Федот прошел в суконном пиджаке и в шляпе. Народу на горе много собралось. Мужики встали с завалинки, пошли гурьбой к часовне. Федот что-то говорит в толпе, руками размахивает, волосы коровьим маслом смазаны - блестят, цепь на брюхе блестит.
- Вот это поп, - говорит Федот, - открыл это я, значит, завозню, батя лежит вверх бородой, мычит… Мухи на рыло-то ему насели, быдто пчелиное гнездо… Что, думаю, такое…
- Надо подымать! - кричит Устин.
- Подымал, ругается.
- Иконы подымать, - поправляет Устин. - Без него управимся!
- А батя-то не придет? - спрашивают бабы.
- Даже невозможно. Он ночью-то, робяты, встал, да бражки сладкой с четверть и ополовинил.
Бабы улыбаются. К часовне молодяжник с ружьями подходит. Бабы прихорашиваются, поджимают поприветливей губы и наполняют праздничным смехом глаза.
Устин вдруг из звонаря главным человеком сделался.
- Тимоха, наяривай вовся! - командует он. - Ну, бабы, да и вы, мужички, которые попоштеннее, айда, благословясь.
Тимоха, в розовой рубахе парень, весело идет к звоннице и, широко улыбаясь, хитро подмигивает девкам и начинает радостный трезвон.

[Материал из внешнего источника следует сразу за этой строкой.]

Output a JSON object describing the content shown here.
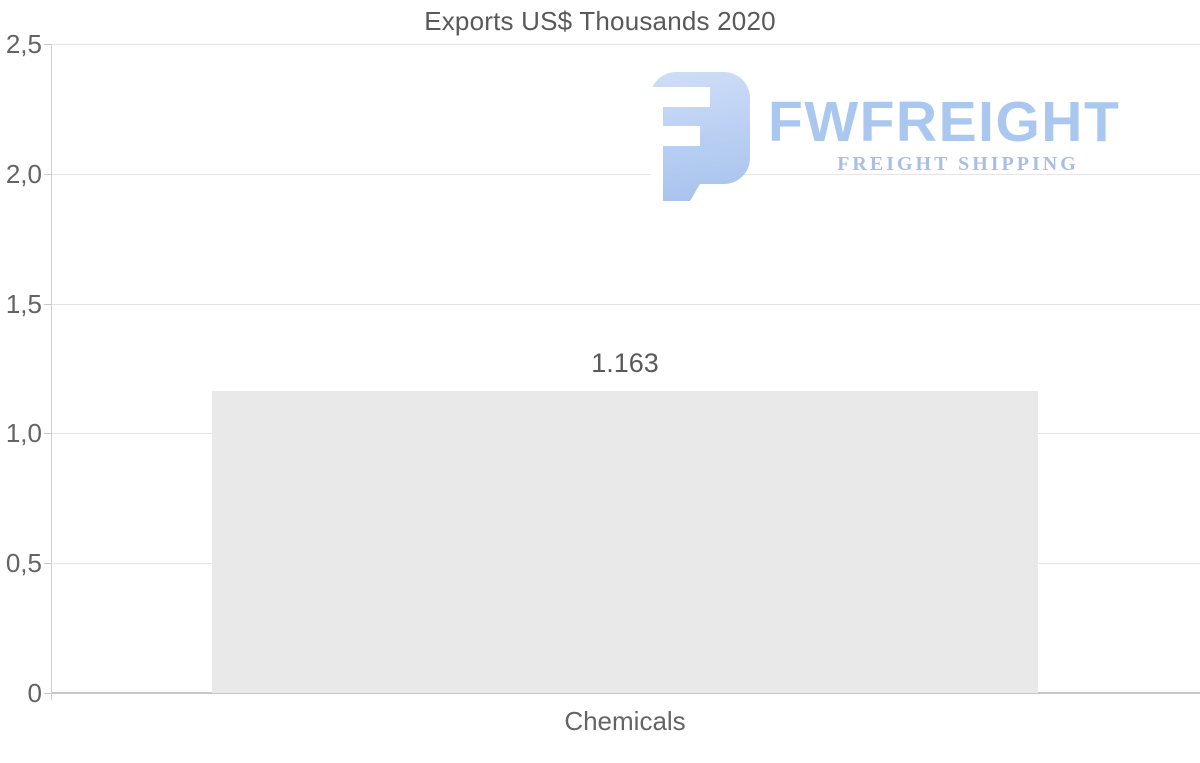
{
  "chart_data": {
    "type": "bar",
    "title": "Exports US$ Thousands 2020",
    "categories": [
      "Chemicals"
    ],
    "values": [
      1.163
    ],
    "value_labels": [
      "1.163"
    ],
    "y_ticks": [
      "2,5",
      "2,0",
      "1,5",
      "1,0",
      "0,5",
      "0"
    ],
    "ylim": [
      0,
      2.5
    ],
    "grid": true,
    "legend_position": "none",
    "bar_color": "#e9e9e9",
    "grid_color": "#e5e5e5",
    "axis_color": "#c7c7c7",
    "text_color": "#595959"
  },
  "watermark": {
    "brand": "FWFREIGHT",
    "tagline": "FREIGHT SHIPPING",
    "icon": "fwfreight-logo-icon",
    "brand_color": "#aac7f0",
    "tagline_color": "#a9bde8"
  }
}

Из часовенки, мерно выступая, выходит с образом божьей матери Федот. За ним, по две в ряд, зардевшиеся и сразу похорошевшие, молодые бабы. Каждая пара несла икону, убранную крестиками, ленточками и бумажными цветами.
Когда вынесли крест и фонарь, вышел, держа в руке курящееся кадило, Устин, усердный господу. Народ с иконами стоял по обе стороны крыльца, Федот с Казанской на ступеньки забрался, держа на животе образ.

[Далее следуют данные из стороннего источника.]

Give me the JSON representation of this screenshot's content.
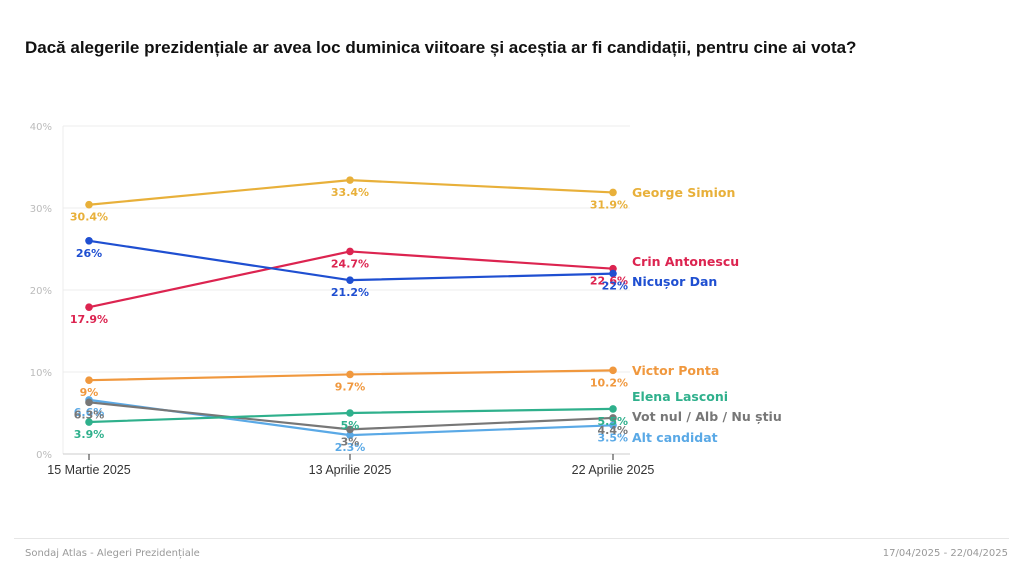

Устин в новой своей рубахе, обливаясь каплями пота, струившегося с морщинистого лба и лысины, низко по три раза кланяясь, покадил сначала Федоту, потом каждой иконе по очереди и махнул свободной рукой в сторону свирепо названивавшего, все еще улыбавшегося придурковатого Тимохи.
Но тот, привстав на цыпочки и яростно перебирая колоколами, не догадывался, что надо кончать: служба начинается.